Marcelo e Costa aplaudiram a seleção contra o terrorismo

Presidente da República e primeiro-ministro destacaram o simbolismo do jogo com a Bélgica. Revistas ao público e aparato policial maior do que o normal foram visíveis

O Municipal de Leiria nunca viu nada assim. Presidente da República e primeiro-ministro de Portugal nas bancadas e um desfile de estrelas no relvado, num jogo que foi também de homenagem às vítimas do atentado terrorista de Bruxelas. Excetuando a abertura e a final do Euro2004, não há memória de um jogo de futebol no nosso país com as mais altas figuras do Estado lado a lado.

A partida era para ser na capital belga, mas passou para Leiria, a solução encontrada para mostrar que "o futebol não tem medo", como disse Fernando Santos. E as mais altas personalidades viram no Portugal-Bélgica uma boa oportunidade para mostrar solidariedade para com as vítimas dos atentados e condenar o terrorismo. Mas a presença de Marcelo Rebelo de Sousa, António Costa, Ferro Rodrigues (presidente da Assembleia da República), Joaquim Sousa Ribeiro (presidente do Tribunal Constitucional), António Henriques Gaspar (presidente do Tribunal de Justiça), entre outros, criou um um verdadeiro (mas eficiente) pesadelo para as forças de segurança - até na cobertura do estádio havia elementos da polícia, atentos a tudo o que se passava.

Para o Presidente da República era um jogo pela defesa dos princípios comuns dos cidadãos. "Quando aqui está o Presidente da República e todos os órgãos de soberania quer dizer que estamos aqui a representar os portugueses e a dizer da nossa admiração e solidariedade com o povo belga na luta pela democracia, liberdade, direitos humanos, por aquilo que é fundamental", disse Marcelo antes do jogo. E lembrou que além de ser um espetáculo desportivo foi também "uma grande manifestação humana, de quem não se intimida e de quem defende as suas causas".

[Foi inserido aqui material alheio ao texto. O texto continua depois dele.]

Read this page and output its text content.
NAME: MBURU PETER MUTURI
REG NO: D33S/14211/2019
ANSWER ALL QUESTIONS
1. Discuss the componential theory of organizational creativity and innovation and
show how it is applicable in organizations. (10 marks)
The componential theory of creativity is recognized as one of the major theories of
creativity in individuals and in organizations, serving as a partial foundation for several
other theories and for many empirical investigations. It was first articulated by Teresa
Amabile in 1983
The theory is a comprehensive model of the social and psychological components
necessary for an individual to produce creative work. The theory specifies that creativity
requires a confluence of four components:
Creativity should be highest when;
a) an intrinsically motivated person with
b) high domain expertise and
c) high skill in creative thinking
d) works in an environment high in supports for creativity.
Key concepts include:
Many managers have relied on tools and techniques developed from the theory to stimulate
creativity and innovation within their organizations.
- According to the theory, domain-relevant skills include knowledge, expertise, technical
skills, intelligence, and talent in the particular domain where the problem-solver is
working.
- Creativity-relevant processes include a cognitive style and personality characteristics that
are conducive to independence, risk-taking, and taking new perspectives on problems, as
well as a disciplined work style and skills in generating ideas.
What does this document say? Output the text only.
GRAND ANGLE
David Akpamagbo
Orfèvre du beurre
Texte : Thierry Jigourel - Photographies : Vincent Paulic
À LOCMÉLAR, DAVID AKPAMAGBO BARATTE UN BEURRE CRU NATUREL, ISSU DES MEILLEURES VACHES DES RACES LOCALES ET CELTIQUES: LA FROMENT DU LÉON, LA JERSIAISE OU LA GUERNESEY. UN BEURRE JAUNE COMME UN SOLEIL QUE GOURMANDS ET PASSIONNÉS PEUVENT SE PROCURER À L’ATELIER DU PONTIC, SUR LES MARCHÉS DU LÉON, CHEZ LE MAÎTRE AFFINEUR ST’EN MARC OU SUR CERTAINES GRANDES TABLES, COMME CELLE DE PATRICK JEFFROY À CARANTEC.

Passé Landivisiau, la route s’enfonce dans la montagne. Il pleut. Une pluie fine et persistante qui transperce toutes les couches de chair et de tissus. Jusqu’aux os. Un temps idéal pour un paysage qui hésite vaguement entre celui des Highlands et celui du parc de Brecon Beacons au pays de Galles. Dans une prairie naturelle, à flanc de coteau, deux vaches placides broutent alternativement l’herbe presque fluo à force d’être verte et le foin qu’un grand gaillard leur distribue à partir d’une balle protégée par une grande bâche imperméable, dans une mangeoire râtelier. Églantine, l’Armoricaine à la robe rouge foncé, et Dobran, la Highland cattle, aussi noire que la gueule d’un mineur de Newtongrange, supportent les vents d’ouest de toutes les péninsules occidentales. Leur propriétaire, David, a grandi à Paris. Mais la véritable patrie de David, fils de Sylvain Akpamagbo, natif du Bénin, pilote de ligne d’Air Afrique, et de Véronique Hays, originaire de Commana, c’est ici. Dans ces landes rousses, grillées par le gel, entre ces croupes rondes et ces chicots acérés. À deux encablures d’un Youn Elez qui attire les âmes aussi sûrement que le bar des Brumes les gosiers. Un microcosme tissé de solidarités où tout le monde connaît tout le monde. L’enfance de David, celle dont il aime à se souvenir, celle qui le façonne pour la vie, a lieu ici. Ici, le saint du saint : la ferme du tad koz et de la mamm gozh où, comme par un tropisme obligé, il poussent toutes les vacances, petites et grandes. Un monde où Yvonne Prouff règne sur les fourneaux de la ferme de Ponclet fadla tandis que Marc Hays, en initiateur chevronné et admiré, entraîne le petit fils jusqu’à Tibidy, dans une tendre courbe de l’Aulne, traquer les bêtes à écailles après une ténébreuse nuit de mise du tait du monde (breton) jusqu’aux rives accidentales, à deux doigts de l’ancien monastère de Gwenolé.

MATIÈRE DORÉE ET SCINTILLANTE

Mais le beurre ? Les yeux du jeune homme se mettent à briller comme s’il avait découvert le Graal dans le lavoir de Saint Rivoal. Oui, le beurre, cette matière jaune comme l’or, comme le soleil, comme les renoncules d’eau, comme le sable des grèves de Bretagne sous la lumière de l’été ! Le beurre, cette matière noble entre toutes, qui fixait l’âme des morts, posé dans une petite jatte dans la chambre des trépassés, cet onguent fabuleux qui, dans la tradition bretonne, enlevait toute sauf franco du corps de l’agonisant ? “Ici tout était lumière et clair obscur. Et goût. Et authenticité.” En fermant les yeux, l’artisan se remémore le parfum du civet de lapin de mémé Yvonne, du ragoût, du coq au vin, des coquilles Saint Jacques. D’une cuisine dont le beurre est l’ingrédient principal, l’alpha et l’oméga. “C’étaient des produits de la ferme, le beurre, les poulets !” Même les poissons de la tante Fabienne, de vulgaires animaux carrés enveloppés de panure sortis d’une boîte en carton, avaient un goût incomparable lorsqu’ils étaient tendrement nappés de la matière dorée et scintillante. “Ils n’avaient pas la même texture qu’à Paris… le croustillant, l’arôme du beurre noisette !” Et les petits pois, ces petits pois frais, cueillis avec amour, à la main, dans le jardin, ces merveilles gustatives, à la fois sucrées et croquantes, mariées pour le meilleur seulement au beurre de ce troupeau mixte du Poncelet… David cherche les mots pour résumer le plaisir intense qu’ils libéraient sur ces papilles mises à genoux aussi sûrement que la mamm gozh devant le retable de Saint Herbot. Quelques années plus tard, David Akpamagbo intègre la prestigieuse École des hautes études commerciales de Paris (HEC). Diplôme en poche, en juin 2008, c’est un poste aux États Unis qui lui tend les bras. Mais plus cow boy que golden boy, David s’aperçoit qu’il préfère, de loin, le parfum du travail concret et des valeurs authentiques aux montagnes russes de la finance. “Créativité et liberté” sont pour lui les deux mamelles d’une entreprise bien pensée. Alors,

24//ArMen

Também o primeiro-ministro enalteceu a resposta dos portugueses."É bastante mais do que um jogo de futebol. É um momento de solidariedade para com o povo belga, com o reino da Bélgica pelo atentado que sofreram e que vitimou de uma forma tão horrenda e que nos atingiu a todos" referiu António Costa. O chefe do Governo voltou a lembrar que "é necessário que existam medidas de segurança para combater o medo e dar a ideia de segurança".

Ontem, o estádio que "vive às moscas" a maior parte do tempo, reviveu os tempos do Euro2004. Só não estava habituado a tanta força de segurança! Além do grande aparato policial nas imediações e no estádio, a revista foi minuciosa. E a presença da Unidade Especial de Polícia foi notória, assim como a coordenação das duas principais organizações, a PSP e a GNR.

Além dos mais de 20 mil portugueses nas bancadas (entre eles Quinito, que na semana passada emocionou o país e foi convidado pela Federação), também havia adeptos "belgas", com faixas alusivas aos atentados de Bruxelas. David Baptista, nascido em Bruxelas, filho de portugueses, viveu os acontecimentos em Portugal. "Tive familiares que por sorte não apanharam esse metro do atentado. Foi por muito pouco que não tivemos um drama maior", contou ao DN. Estava convidado para o jogo de Bruxelas pela organização, por simbolizar a ligação entre Portugal e Bélgica, e ficou "muito triste" quando soube do cancelamento. Por isso quando anunciaram que a partida ia ser em Leiria decidiu "trazer os miúdos para ver o Cristiano Ronaldo com a Bélgica", "sem medo", porque "o futebol é uma festa.

Os jogadores entraram em campo ao ritmo do hino da Eurovisão e misturados: um belga, um português... Depois cumpriu-se o minuto de silêncio pelas vítimas, com os placards iluminados com as cores da bandeira belga. A seguir bola para a frente, afinal o jogo era de preparação para o Euro2016 e do outro lado, além da seleção do país vítima dos atentados, estava também a número 1 do ranking FIFA.

No fim Portugal fez a festa com golos de Nani e Ronaldo e Leria despediu-se de portugueses e belgas com a ajuda do Castelo, que se iluminou com as cores da bandeira belga e portuguesa.